The Vancouver Farmers Market was back in business for its 32nd season Saturday with a bevy of new vendors whose enterprises launched or grew quickly during the coronavirus pandemic.
William and Jocelyn Stauffer of Washougal said they started Windy River Livestock as a home business nearly a decade ago, but watched it really take off over the past couple of years. A loyal customer base has developed for their meats in east county and at the Vancouver Farmers Market, where they started vending in 2019, they said.
“People want to know where their foods come from and who is growing it,” said Jocelyn.
It’s a dream come true for William, who grew up on a local dairy farm and always wanted to get back to farming, he said. Now, he’s getting ready to quit his job as a traveling welder and settle into Windy River Livestock as his only occupation.
Casey Kramer and Kelly Fordice had an even less likely story to tell about Wood and Soil, their startup plant-basket and -hanger business.
Both bartenders who got laid off from Vancouver establishments due to the pandemic, Kramer and Fordice said they had to figure out how to keep cash flowing so they could feed their two young daughters.
Kramer is a woodworker and Fordice has “an obsession with plants,” she laughed, and one day inspiration struck as Kramer recycled an old wood chair into a stylish, curvy, slightly “boho” hanging plant basket that friends and internet viewers fell for immediately.
Now, the couple – who used to work opposite bartending shifts – work together at home and have more time for their children, they said.
“It’s a lot more gratifying than serving drinks,” said Kramer.

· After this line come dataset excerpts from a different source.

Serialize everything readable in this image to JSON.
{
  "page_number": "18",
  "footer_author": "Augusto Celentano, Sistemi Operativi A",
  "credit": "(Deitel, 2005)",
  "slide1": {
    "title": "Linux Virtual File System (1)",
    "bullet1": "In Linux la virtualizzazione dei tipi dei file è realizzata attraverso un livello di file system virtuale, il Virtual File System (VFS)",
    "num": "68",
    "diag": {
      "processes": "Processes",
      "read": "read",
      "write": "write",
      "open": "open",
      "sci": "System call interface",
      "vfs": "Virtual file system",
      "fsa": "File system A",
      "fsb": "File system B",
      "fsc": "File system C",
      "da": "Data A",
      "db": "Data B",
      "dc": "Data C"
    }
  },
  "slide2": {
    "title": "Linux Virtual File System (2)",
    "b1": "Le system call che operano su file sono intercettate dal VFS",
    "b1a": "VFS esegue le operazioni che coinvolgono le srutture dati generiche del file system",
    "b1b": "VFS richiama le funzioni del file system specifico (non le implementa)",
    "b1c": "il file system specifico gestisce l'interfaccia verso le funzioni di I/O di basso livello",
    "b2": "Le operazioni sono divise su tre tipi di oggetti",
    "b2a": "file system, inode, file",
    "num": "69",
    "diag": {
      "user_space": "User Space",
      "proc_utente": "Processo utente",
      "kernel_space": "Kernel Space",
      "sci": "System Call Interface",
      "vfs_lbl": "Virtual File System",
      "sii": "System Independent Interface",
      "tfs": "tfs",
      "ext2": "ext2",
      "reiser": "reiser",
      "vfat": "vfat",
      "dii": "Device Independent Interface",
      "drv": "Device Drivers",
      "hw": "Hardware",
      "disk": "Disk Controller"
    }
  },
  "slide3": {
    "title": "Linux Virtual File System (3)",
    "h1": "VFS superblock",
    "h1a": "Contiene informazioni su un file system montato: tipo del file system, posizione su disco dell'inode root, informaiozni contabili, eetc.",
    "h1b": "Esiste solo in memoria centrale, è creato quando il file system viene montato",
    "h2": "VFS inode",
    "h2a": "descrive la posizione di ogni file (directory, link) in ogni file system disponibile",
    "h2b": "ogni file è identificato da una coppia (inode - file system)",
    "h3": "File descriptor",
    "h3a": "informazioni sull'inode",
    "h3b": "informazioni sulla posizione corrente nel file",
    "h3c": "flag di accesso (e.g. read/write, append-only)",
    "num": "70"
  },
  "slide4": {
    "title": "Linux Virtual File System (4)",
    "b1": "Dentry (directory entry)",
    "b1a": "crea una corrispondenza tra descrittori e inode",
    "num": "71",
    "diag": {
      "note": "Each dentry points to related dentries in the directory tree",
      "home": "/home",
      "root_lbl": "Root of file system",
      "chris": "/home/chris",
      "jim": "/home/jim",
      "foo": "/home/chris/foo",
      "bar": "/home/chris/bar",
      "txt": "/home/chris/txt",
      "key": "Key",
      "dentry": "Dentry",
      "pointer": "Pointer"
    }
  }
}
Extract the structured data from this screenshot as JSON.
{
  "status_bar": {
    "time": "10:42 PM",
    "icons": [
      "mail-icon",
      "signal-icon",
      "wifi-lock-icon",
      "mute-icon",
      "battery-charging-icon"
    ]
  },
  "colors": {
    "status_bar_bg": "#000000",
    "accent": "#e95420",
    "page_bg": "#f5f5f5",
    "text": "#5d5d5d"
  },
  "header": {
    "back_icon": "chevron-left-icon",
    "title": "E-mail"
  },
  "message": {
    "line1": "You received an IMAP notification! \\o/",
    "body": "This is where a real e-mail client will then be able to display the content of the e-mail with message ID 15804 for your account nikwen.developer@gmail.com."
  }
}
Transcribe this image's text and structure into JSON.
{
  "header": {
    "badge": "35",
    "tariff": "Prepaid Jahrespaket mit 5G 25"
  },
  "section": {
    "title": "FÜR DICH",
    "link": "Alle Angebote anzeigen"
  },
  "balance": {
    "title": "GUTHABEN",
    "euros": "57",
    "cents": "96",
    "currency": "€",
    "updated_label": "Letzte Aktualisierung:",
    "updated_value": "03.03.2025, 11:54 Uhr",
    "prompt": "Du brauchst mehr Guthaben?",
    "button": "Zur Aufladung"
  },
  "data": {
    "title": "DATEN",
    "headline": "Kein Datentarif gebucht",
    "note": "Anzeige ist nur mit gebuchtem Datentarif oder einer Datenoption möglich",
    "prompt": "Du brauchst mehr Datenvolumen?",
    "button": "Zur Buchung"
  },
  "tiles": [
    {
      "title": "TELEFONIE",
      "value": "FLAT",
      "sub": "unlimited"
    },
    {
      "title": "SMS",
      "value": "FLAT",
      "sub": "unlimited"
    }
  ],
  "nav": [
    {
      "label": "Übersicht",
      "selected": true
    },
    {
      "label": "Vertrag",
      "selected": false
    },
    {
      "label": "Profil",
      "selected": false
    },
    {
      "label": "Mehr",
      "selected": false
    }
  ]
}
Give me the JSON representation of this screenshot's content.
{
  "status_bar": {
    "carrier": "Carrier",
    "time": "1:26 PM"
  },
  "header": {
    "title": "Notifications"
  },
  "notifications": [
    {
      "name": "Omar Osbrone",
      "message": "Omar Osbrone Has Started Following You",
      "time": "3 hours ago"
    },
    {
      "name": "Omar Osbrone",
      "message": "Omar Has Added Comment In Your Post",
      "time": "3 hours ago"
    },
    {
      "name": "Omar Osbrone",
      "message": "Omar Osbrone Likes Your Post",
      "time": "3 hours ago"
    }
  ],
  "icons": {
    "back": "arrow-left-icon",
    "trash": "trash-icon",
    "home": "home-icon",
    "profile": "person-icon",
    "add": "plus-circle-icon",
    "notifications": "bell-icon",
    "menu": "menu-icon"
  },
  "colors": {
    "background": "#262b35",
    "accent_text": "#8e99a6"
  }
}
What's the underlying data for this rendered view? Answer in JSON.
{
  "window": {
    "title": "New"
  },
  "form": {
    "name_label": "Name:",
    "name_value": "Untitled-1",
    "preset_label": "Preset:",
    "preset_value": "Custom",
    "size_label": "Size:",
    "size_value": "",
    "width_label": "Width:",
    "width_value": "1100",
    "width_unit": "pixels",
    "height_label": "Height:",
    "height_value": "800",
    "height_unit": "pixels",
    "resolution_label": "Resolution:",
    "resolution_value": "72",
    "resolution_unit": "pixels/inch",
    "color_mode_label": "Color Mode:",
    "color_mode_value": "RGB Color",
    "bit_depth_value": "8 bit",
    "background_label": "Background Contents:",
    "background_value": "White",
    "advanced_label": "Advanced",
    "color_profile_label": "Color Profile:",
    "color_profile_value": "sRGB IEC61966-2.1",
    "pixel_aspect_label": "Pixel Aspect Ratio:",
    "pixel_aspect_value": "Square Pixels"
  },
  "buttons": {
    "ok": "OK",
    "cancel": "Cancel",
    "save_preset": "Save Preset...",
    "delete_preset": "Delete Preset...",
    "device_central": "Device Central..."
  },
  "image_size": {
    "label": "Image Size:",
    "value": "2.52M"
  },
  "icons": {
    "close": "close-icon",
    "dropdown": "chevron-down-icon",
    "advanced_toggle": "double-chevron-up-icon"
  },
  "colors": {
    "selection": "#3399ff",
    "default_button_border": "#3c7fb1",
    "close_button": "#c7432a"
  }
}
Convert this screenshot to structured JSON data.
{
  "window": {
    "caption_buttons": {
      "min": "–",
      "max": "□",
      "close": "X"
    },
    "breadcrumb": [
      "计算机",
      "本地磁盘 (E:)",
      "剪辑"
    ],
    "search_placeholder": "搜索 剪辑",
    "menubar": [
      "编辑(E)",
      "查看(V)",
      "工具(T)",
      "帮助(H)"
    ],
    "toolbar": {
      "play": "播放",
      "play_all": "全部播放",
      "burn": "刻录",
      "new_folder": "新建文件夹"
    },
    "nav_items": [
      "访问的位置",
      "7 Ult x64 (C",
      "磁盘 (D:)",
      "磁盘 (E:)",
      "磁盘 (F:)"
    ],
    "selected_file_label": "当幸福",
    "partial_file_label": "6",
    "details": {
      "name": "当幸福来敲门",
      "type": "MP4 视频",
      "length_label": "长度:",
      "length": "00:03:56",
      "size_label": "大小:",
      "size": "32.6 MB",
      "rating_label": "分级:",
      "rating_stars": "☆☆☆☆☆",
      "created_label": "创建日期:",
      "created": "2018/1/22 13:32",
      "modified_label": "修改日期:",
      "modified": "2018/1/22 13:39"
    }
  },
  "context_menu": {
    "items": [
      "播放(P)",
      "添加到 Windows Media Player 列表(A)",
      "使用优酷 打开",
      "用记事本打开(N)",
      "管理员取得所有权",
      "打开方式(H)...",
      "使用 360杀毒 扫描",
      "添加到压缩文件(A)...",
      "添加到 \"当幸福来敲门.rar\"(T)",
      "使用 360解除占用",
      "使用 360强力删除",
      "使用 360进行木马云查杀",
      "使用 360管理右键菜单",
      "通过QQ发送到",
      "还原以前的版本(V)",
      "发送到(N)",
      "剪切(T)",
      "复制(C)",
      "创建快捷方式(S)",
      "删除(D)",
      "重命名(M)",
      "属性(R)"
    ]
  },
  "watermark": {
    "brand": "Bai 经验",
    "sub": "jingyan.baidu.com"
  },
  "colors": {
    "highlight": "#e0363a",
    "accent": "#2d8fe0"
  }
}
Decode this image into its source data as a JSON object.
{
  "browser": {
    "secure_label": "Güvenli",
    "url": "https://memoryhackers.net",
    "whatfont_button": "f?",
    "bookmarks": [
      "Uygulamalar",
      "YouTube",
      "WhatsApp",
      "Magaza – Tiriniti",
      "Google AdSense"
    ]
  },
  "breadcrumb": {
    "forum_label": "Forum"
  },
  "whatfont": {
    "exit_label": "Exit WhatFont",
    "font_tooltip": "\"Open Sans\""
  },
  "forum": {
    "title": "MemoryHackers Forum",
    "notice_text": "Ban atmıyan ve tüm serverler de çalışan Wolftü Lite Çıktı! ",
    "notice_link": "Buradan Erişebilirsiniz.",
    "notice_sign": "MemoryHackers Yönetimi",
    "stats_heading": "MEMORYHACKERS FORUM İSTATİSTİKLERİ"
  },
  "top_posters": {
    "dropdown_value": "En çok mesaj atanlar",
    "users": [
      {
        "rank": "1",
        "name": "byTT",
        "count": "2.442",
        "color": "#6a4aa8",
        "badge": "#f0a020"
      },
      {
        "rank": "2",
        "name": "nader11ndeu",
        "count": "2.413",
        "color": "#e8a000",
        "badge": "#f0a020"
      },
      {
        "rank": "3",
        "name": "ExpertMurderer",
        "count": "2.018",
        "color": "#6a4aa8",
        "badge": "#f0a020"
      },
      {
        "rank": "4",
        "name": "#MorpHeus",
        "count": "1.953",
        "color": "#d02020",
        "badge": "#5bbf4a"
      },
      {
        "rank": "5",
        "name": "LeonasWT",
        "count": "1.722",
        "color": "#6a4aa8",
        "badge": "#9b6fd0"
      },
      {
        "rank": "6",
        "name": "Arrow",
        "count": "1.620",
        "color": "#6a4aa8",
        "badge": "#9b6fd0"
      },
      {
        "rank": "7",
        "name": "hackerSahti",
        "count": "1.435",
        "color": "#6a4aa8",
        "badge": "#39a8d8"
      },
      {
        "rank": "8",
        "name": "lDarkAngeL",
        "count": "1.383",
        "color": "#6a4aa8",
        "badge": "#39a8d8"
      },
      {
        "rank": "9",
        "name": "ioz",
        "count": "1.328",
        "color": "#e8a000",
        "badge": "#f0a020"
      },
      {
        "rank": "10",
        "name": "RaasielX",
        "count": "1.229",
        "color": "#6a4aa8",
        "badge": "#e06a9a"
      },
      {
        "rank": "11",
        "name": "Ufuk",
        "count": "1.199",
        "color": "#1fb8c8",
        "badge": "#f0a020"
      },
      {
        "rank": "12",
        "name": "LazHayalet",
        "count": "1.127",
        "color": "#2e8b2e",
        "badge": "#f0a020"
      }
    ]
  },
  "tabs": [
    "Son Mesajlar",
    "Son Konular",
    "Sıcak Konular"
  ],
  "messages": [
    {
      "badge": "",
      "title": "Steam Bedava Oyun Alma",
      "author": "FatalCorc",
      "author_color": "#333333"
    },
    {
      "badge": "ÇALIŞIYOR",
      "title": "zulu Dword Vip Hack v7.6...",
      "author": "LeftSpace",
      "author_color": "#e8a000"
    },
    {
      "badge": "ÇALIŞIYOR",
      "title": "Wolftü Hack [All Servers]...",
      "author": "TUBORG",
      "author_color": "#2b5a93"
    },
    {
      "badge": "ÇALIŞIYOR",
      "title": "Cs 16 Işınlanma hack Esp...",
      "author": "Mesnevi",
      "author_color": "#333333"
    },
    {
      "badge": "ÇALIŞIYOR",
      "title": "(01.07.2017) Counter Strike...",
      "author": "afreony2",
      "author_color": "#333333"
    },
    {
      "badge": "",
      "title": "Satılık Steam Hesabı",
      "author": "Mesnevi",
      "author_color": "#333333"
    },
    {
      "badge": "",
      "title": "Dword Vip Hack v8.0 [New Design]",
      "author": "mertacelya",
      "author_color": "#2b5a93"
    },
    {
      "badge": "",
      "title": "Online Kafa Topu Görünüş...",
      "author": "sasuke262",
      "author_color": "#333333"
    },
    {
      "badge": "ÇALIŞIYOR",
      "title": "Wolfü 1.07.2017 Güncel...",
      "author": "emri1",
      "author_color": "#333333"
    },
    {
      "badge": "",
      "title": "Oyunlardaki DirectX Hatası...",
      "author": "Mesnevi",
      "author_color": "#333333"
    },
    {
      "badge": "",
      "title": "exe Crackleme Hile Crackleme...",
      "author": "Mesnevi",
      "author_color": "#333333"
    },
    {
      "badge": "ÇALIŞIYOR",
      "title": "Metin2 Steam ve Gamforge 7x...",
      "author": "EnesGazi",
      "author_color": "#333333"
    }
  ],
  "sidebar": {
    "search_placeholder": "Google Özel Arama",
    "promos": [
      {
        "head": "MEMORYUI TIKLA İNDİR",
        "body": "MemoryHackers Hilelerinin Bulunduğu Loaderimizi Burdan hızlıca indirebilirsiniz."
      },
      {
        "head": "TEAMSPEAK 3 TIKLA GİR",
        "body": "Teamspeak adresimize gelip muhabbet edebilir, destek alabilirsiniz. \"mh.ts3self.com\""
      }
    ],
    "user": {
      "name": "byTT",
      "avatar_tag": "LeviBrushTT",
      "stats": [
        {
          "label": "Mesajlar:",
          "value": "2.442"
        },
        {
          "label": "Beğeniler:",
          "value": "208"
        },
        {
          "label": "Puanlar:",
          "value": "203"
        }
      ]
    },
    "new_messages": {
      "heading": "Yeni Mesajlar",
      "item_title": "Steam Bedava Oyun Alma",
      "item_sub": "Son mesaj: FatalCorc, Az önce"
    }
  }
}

While the coronavirus pandemic has made managing the Vancouver Farmers Market more expensive and complicated than ever before, executive director Jordan Boldt said, it’s turned out to be surprisingly good for many local vendors and wannabes. While some have dropped out, many new vendors have arrived as unemployed people have turned hobbies into moneymakers or grown small home enterprises into full-time ones. There are nearly 200 vendors on the Vancouver Farmers Market list for this year.
Also, Boldt said, increased concern about healthy food and widespread anxiety about indoor supermarket shopping have driven more shoppers to farmers markets.
“There is so much interest in local food and in shopping outside,” he said. “People have been worried about things like supply lines and possible shortages. This is a moment in history when people see the value of community and the value of supporting local businesses.”
Health and safety – both individual and planetary – were on shopper Autumn Sorenson’s mind as she lined up for an artisan pie base made by Pizza Crust Creations.
“As I’ve gotten older, I’ve learned about how global warming is affecting our food,” she said. “It’s better to shop local. It’s better for everything.”
“We knew that before,” added her friend Mary Miller, “but the pandemic has forced us to act on that knowledge.”
Shop at home
You don’t even have to visit the market to go shopping – but you must pick up online orders on Sundays. The market is continuing its popular online market, which launched last year, Boldt said. Browse and order from vendors at your convenience during the week – completing your order no later than 8 p.m. Thursday – and a box will be packed and prepared for curbside pickup between 10 a.m. and 2 p.m. Sunday outside the Slocum House on West Sixth Street, where parking is reserved.
Or, subscribe to a weekly Market Box of fruits and vegetables – small boxes for $20, large boxes for $30 – for summer only, fall only, or the entire season. Eggs and flower bouquets can be added for more. It’s similar to the way subscribing to a Community Supported Agriculture farm works, Boldt said. Pickup is also Sundays at the Slocum House. Visit www.vancouvermarketbox.com to learn more.
People who use SNAP funds will appreciate that matching funds have doubled this year, to $40, thanks to grant support from the state. “A customer can redeem $40 from their EBT card and receive a total $80 in purchasing power for food,” Boldt said.
Basic pandemic safety protocols have not changed at the market since last year. “We’re asking that only service animals come to the market, and we’ll have handwashing sinks and sanitizer available for people to use,” Boldt said.